Naturellement, nous vivons dans un pays latin, où les choses sont un peu plus compliquées qu'ailleurs ; pour autant, il faut sortir de ces fantasmes. Nous discutons, il n'y a pas du tout d'insultes ou de comportements de la sorte. Nous avons élaboré une charte tout à fait claire dans ce domaine, elle est placée dans tous les box de négociation. Nous avons également décidé de mettre en place l'année prochaine un e-learning de l'ensemble des acheteurs, de manière à rappeler en permanence ces éléments dans le cadre de la formation. Le reste, ce sont des assertions qui ne sont pas du tout justes.

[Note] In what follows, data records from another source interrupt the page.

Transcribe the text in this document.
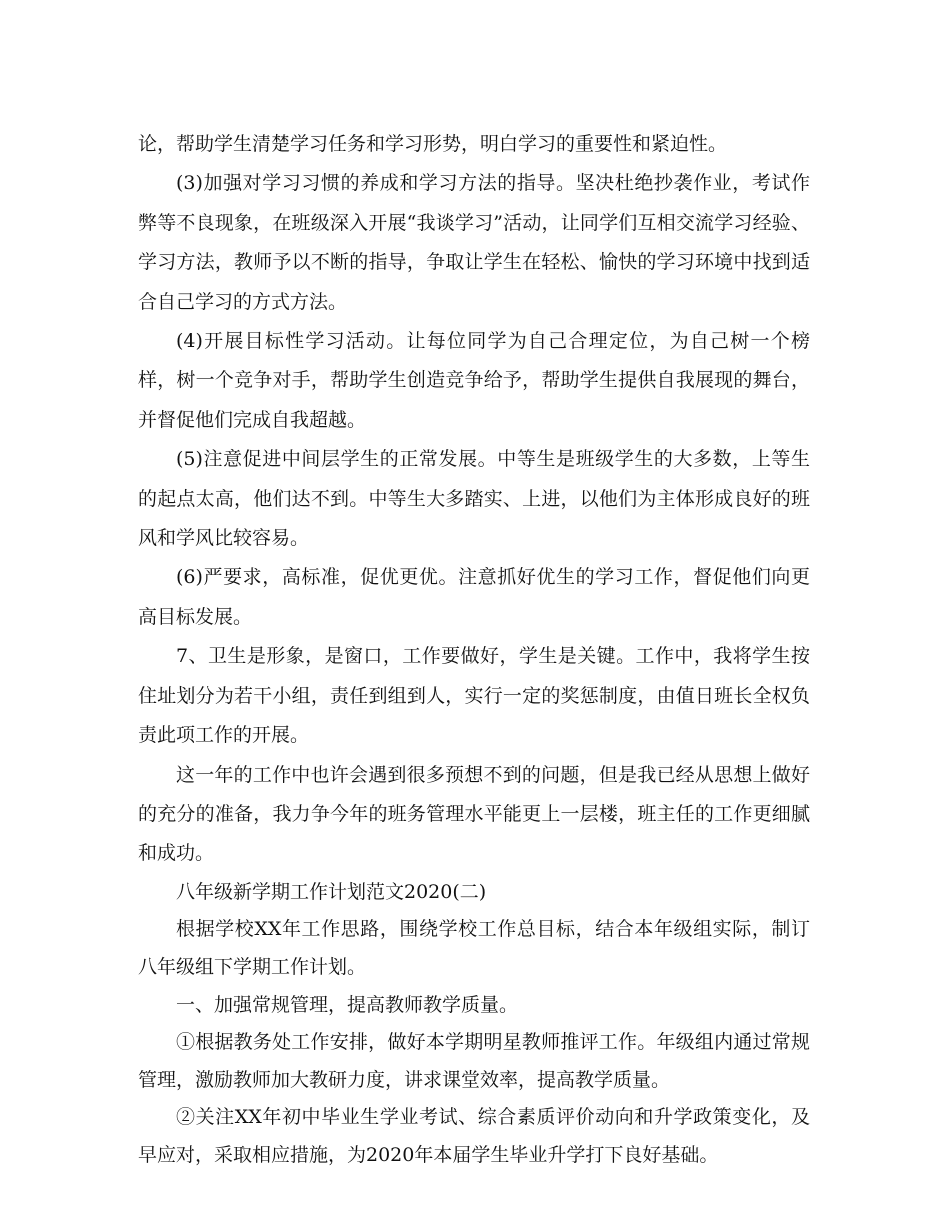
论，帮助学生清楚学习任务和学习形势，明白学习的重要性和紧迫性。

(3)加强对学习习惯的养成和学习方法的指导。坚决杜绝抄袭作业，考试作弊等不良现象，在班级深入开展“我谈学习”活动，让同学们互相交流学习经验、学习方法，教师予以不断的指导，争取让学生在轻松、愉快的学习环境中找到适合自己学习的方式方法。

(4)开展目标性学习活动。让每位同学为自己合理定位，为自己树一个榜样，树一个竞争对手，帮助学生创造竞争给予，帮助学生提供自我展现的舞台，并督促他们完成自我超越。

(5)注意促进中间层学生的正常发展。中等生是班级学生的大多数，上等生的起点太高，他们达不到。中等生大多踏实、上进，以他们为主体形成良好的班风和学风比较容易。

(6)严要求，高标准，促优更优。注意抓好优生的学习工作，督促他们向更高目标发展。

7、卫生是形象，是窗口，工作要做好，学生是关键。工作中，我将学生按住址划分为若干小组，责任到组到人，实行一定的奖惩制度，由值日班长全权负责此项工作的开展。

这一年的工作中也许会遇到很多预想不到的问题，但是我已经从思想上做好的充分的准备，我力争今年的班务管理水平能更上一层楼，班主任的工作更细腻和成功。

八年级新学期工作计划范文2020(二)

根据学校XX年工作思路，围绕学校工作总目标，结合本年级组实际，制订八年级组下学期工作计划。

一、加强常规管理，提高教师教学质量。

①根据教务处工作安排，做好本学期明星教师推评工作。年级组内通过常规管理，激励教师加大教研力度，讲求课堂效率，提高教学质量。

②关注XX年初中毕业生学业考试、综合素质评价动向和升学政策变化，及早应对，采取相应措施，为2020年本届学生毕业升学打下良好基础。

S'agissant de justice, vous parliez de prix « justes ». Pour nous, le prix juste est celui qui permet à tout le monde de vivre, et au consommateur d'acheter. Il ne faut jamais oublier cela : nous aussi avons des clients. Si les produits sont trop chers, si cela ne leur convient pas, ces clients s'en vont. Aujourd'hui, les clients ont un choix tellement étendu qu'une partie d'entre eux achète moins cher sur Amazon. Et demain, ils iront sur Alibaba. Regardez les évolutions dans le secteur non-alimentaire ou l'habillement. C'est ce qui se passera demain.

Quand il n'y aura plus qu'Amazon ou Alibaba en France, nos amis industriels regretteront l'époque où ils avaient des interlocuteurs sérieux. Aujourd'hui, nous faisons face à des entreprises qui arrivent systématiquement avec des prix inférieurs de 10 % à tous les autres. Il est intéressant de regarder des chaînes comme Action, il faut regarder les prix qu'ils pratiquent, des prix ultra-bas.

Vous me demandiez si j'étais fier de ce que je fais ; j'en suis extrêmement fier, et je suis extrêmement fier du secteur que j'ai l'honneur de représenter. Aujourd'hui, c'est le secteur de la promotion sociale, et c'est le secteur qui permet à tous les Français d'avoir accès à une alimentation d'une qualité en amélioration constante. Nous, distributeurs, nous battons contre les industriels qui ne veulent pas aller aussi loin en termes de qualité et de sécurité alimentaire. Je ne comprends pas que l'on puisse nous accuser sous cet angle.

Quant à la question sur la négociation, elle revient à ce que j'expliquais précédemment : le rêve d'un industriel est de fixer son tarif en nous interdisant de le négocier. Ce n'est pas normal, la liberté du commerce – principe constitutionnel – et la liberté de négociation doivent permettre les discussions, au profit des consommateurs. Il faut plus de qualité, et des produits qui répondent aux souhaits des consommateurs. Aujourd'hui, un consommateur est prêt à changer de magasin pour quelques centimes sur une baguette de pain ou un litre de lait, c'est tout à fait clair. On peut dire que c'est mal, c'est la réalité. Les consommateurs sont comme les électeurs, ils sont parfois changeants.